I’ve seen so many people express utter despair over a troubling medical diagnosis, an unexpected death or another crisis who were wrong told that God wouldn’t give them more than they can handle. If someone is told this often enough in the face of a crisis, could you really blame them for doubting God’s goodness?

A Biblical counselor who tackled this very issue in a recent blog post raised an interesting point about how God DOES give us more than we can handle sometimes. At the same time, we’re given the GRACE that we need.

The last thing someone going through a crisis needs is a theological debate on their social media feed, especially if the person making the “God won’t give you more than you can handle” claim isn’t very well-read in the Bible. However, I think we can serve as better encouragers to people in a time of need by letting them know that God will give them the grace that they need.

Here’s a prayer attributed to St.
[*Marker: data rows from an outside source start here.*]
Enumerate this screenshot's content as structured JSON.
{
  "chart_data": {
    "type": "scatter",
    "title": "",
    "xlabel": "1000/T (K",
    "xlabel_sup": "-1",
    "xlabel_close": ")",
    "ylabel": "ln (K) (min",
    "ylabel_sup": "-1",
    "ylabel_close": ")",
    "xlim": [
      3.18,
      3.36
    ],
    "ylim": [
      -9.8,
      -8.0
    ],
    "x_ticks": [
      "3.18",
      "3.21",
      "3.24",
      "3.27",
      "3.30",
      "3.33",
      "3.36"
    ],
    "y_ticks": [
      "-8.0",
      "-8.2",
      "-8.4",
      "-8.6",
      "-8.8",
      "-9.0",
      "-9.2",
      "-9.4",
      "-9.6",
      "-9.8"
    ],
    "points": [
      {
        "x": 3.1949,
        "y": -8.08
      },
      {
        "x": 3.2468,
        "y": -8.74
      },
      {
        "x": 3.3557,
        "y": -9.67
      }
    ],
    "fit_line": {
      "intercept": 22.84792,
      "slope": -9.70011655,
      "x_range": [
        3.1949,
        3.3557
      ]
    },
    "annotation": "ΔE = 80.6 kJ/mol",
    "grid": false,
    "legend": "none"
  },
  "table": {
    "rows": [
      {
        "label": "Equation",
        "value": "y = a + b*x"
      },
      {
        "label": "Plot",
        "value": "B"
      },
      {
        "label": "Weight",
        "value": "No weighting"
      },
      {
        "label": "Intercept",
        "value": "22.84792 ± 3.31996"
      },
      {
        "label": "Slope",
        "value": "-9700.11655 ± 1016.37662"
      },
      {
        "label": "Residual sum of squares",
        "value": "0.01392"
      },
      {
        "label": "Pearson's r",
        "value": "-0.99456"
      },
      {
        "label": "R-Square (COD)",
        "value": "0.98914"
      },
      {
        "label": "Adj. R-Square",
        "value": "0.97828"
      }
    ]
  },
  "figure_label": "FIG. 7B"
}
Francis de Sales I’ve found comforting:

Do not look forward in fear to the changes in life;
rather, look to them with full hope that as they arise,
God, whose very own you are, will lead you safely through all things;
and when you cannot stand it, God will carry you in His arms.

Do not fear what may happen tomorrow;
the same understanding Father who cares for you today
will take care of you then and every day.

He will either shield you from suffering
or will give you unfailing strength to bear it.
Be at peace, and put aside all anxious thoughts and imaginations.